I contratti a tempo parziale sono stati utilizzati massicciamente nei ministeri, dove hanno sfiorato il 70% del lavoro flessibile (mentre il restante 30% è andato al tempo determinato, e solo l'1% alle co.co.co.); non hanno superato il 26% nelle autonomie locali (con le co.co.co. al 45% e il tempo determinato al 27%); e si sono fermati al 10% nelle università (co.co.co. 54%, tempo determinato 36%).


Uomini e donne
Il part time è femminile. Il lavoro a tempo determinato è maschile. Questo il dato che si evince dall'indagine dell'Aran. "L'analisi sul part-time - si legge - evidenzia una netta prevalenza di lavoro femminile (più del 70%), da mettere in relazione, evidentemente, con la particolare natura di questo istituto, affermatosi soprattutto come forma flessibile utilizzata dai lavoratori per conciliare esigenze di vita e familiari ed esigenze di lavoro. Naturalmente, il dato segnala anche il maggior impegno delle donne nel farsi carico delle cosiddette esigenze familiari. Sul tempo determinato, si registra una prevalenza di lavoro maschile (55%). Mentre, tra le nuove flessibilità (formazione e lavoro, interinale) - dove, presumibilmente, pesano di più le nuove generazioni - è il lavoro femminile a prevalere (più del 60%)".

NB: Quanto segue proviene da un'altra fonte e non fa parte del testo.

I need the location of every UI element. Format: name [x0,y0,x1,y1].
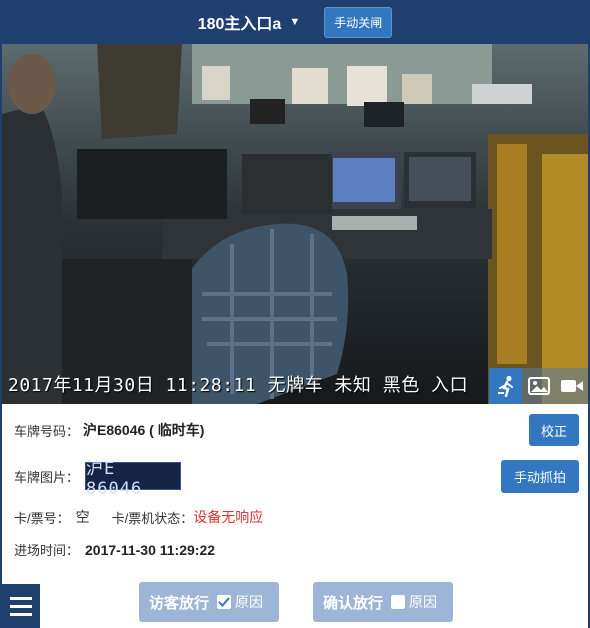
plate-number-value: 沪E86046 ( 临时车) [83,422,205,438]
visitor-reason-label: 原因 [235,594,264,610]
video-camera-icon[interactable] [555,368,588,404]
camera-overlay-text: 2017年11月30日 11:28:11 无牌车 未知 黑色 入口 [8,375,469,396]
top-bar: 180主入口a ▼ 手动关闸 [2,0,588,44]
plate-image: 沪E 86046 [85,459,182,499]
confirm-release-button[interactable]: 确认放行 原因 [313,582,453,622]
visitor-release-button[interactable]: 访客放行 原因 [139,582,279,622]
camera-toolbar [489,368,588,404]
card-row: 卡/票号： 空 卡/票机状态： 设备无响应 [14,507,263,527]
entry-time-value: 2017-11-30 11:29:22 [85,541,216,558]
machine-status-value: 设备无响应 [193,509,264,525]
image-icon[interactable] [522,368,555,404]
camera-snapshot-image [2,44,588,404]
plate-number-row: 车牌号码： 沪E86046 ( 临时车) [14,420,204,440]
plate-image-label: 车牌图片： [14,469,80,485]
confirm-reason-label: 原因 [409,594,438,610]
entry-time-label: 进场时间： [14,543,80,558]
camera-view: 2017年11月30日 11:28:11 无牌车 未知 黑色 入口 [2,44,588,404]
visitor-release-label: 访客放行 [149,594,210,612]
person-icon[interactable] [489,368,522,404]
triangle-down-icon: ▼ [289,16,301,28]
card-number-value: 空 [75,509,90,525]
plate-image-text: 沪E 86046 [86,458,143,499]
machine-status-label: 卡/票机状态： [111,510,194,526]
plate-image-row: 车牌图片： 沪E 86046 [14,459,182,499]
entry-time-row: 进场时间： 2017-11-30 11:29:22 [14,540,215,559]
confirm-release-label: 确认放行 [323,594,384,612]
confirm-reason-checkbox[interactable]: 原因 [391,592,437,612]
unchecked-box-icon [391,595,406,609]
card-number-label: 卡/票号： [14,510,70,526]
plate-number-label: 车牌号码： [14,423,80,439]
manual-close-button[interactable]: 手动关闸 [324,6,393,38]
manual-capture-button[interactable]: 手动抓拍 [501,460,579,493]
lane-name: 180主入口a [197,16,282,33]
visitor-reason-checkbox[interactable]: 原因 [217,592,263,612]
hamburger-menu-icon[interactable] [2,584,40,628]
correct-button[interactable]: 校正 [529,414,579,446]
app-frame: 180主入口a ▼ 手动关闸 2017年11月30日 11:28:11 无牌车 … [0,0,590,628]
check-icon [217,595,232,609]
lane-selector[interactable]: 180主入口a ▼ [198,10,301,34]
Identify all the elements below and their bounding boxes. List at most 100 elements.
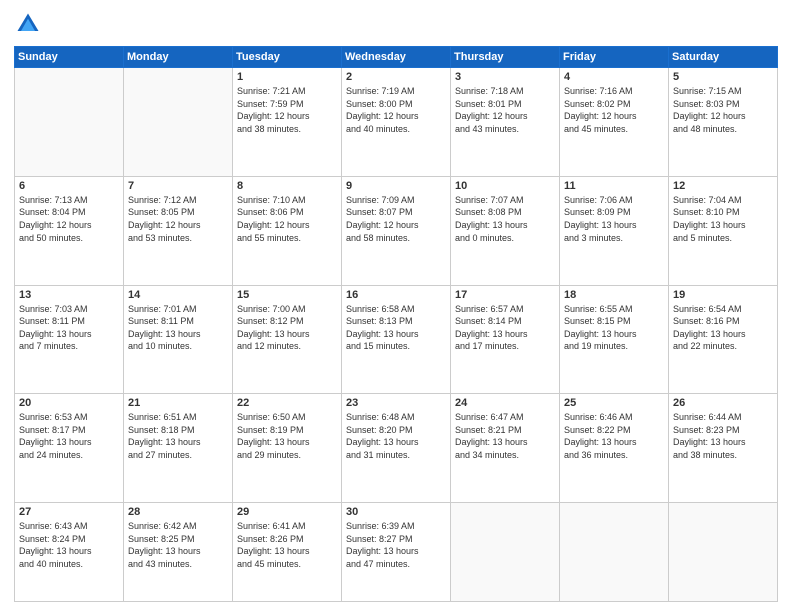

Con la legge 30 pubblico e privato tornano lontani
Queste analisi, condotte sugli anni passati, non possono trascurare un fatto fondamentale: l'introduzione della legge 30 sul mercato del lavoro, che non solo modifica il profilo delle flessibilità ed estingue (o almeno così dovrebbe) i contratti atipici, ma rinnova completamente la loro applicazione nel pubblico impiego in modi e forme che ancora devono scaturire dalla contrattazione tra le parti. A questo proposito gli autori dell'indagine sottolineano che "le pubbliche amministrazioni vivono con notevoli incertezze l'attuale fase di riforma del mercato del lavoro, poiché la nuova disciplina che ha profondamente rinnovato il quadro legale dei diversi istituti si applica solo parzialmente - e con non pochi problemi interpretativi - al settore pubblico". "Sembrerebbe dunque - conclude la ricerca - che, dopo un periodo di sostanziale equiparazione tra le regole vigenti nel pubblico e nel privato (pur con alcune differenziazioni), si avvii oggi, con il nuovo decreto di riforma, una fase in cui i due mercati del lavoro (pubblico e privato) tornano ad essere sensibilmente differenziati".